Morta da 18 anni, cammina e vive la Commissione Highlander delle tasse. Fino al 2021

Pubblicato il 7 Aprile 2010 - 15:49 OLTRE 6 MESI FA

Questa è la storia di una Commissione immortale, storia infinita, storia di Stato. C’era una volta, anzi c’è ancora la Commissione tributaria centrale: soppressa nel 1992 dal primo governo Amato, era, anzi è, l’organo competente a giudicare i ricorsi dei contribuenti come “terzo grado” di giudizio. Come “era” ed anche “è”? Ecco com’è.

Prima, litigando con il fisco, si ricorreva alle Commissioni provinciali, poi in seconda istanza a quelle regionali e poi, per finire, alla cosiddetta “Cassazione del fisco”, appunto la famosa Commissione. La decisione presa dall’ultimo esecutivo di Giulio Andreotti, e poi messa in pratica da Amato, aveva come obiettivo quello di eliminare un organismo giurisdizionale inefficiente che, in oltre un secolo di vita, aveva accumulato milioni di cause. Da quel momento, chi volesse riesaminare le controversie tributarie in terzo grado poteva rivolgersi alla vera Corte di cassazione. Dunque Commissione cancellata. In teoria…

Il decreto legislativo che mandava in pensione la Commissione aveva posto un’unica eccezione: l’arretrato accumulato al 31 dicembre 1992 sarebbe rimasto di competenza dell’organo centrale. Da allora, dunque, la Commissione continua in pratica ad esistere e funzionare, nel tentativo di smaltire le cause in attesa di definizione. La Corte dei conti precisa che, al 31 dicembre 2008, i ricorsi ancora pendenti sono 229.416. A questo ritmo la Commissione durerà ancora fino al 2021.

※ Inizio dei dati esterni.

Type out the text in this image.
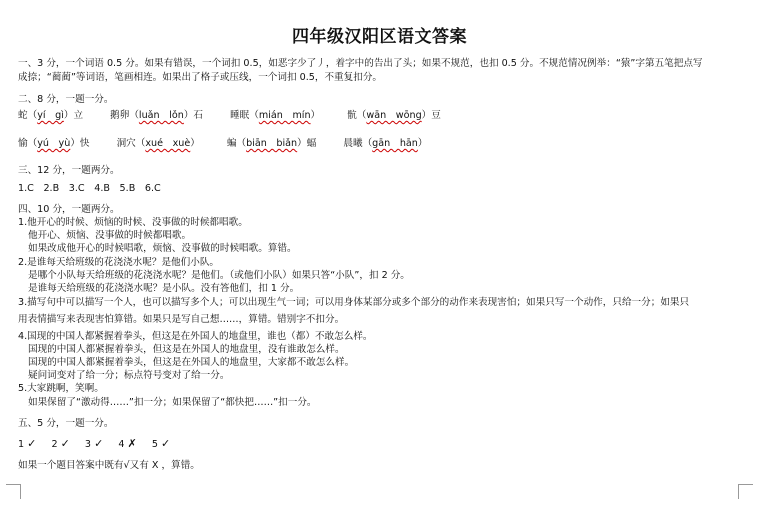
四年级汉阳区语文答案
一、3 分，一个词语 0.5 分。如果有错误，一个词扣 0.5，如恶字少了丿，着字中的告出了头；如果不规范，也扣 0.5 分。不规范情况例举：“猿”字第五笔把点写
成捺；“蔺蔺”等词语，笔画相连。如果出了格子或压线，一个词扣 0.5，不重复扣分。
二、8 分，一题一分。
蛇（yí　gì）立	鹅卵（luǎn　lǒn）石	睡眠（mián　mín）	骯（wān　wōng）豆
愉（yú　yù）快	洞穴（xué　xuè）	蝙（biān　biǎn）蝠	晨曦（gān　hān）
三、12 分，一题两分。
1.C　2.B　3.C　4.B　5.B　6.C
四、10 分，一题两分。
1.他开心的时候、烦恼的时候、没事做的时候都唱歌。
他开心、烦恼、没事做的时候都唱歌。
如果改成他开心的时候唱歌，烦恼、没事做的时候唱歌。算错。
2.是谁每天给班级的花浇浇水呢？是他们小队。
是哪个小队每天给班级的花浇浇水呢？是他们。（或他们小队）如果只答“小队”，扣 2 分。
是谁每天给班级的花浇浇水呢？是小队。没有答他们，扣 1 分。
3.描写句中可以描写一个人，也可以描写多个人；可以出现生气一词；可以用身体某部分或多个部分的动作来表现害怕；如果只写一个动作，只给一分；如果只
用表情描写来表现害怕算错。如果只是写自己想……，算错。错别字不扣分。
4.国现的中国人都紧握着拳头，但这是在外国人的地盘里，谁也（都）不敢怎么样。
国现的中国人都紧握着拳头，但这是在外国人的地盘里，没有谁敢怎么样。
国现的中国人都紧握着拳头，但这是在外国人的地盘里，大家都不敢怎么样。
疑问词变对了给一分；标点符号变对了给一分。
5.大家跳啊，笑啊。
如果保留了“激动得……”扣一分；如果保留了“都快把……”扣一分。
五、5 分，一题一分。
1 ✓ 2 ✓ 3 ✓ 4 ✗ 5 ✓
如果一个题目答案中既有√又有 X ，算错。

Nel 2007 il governo Prodi ha addirittura previsto nella legge Finanziaria una nuova regola per la Commissione: via l’ufficio centrale di Roma, meglio dividere il terzo grado di giudizio in tante sezioni locali. Risultato: l’arretrato è tornato ad accumularsi nei successivi dodici mesi perché per un anno intero il personale non ha fatto altro che suddividere il lavoro Regione per Regione. La Commissione immortale presenta anche un altro paradosso; per essere un istituto ormai abrogato, la scelta del suo presidente continua a scatenare polemiche politiche.

Prima Romano Prodi ha nominato Antonio Acconcia, a Camere già sciolte e attirandosi le proteste del centrodestra. Poi il Pdl, tornato al governo, lo ha sostituito con il presidente del Consiglio di Stato Paolo Salvatore, con proteste identiche stavolta provenienti dal Partito democratico.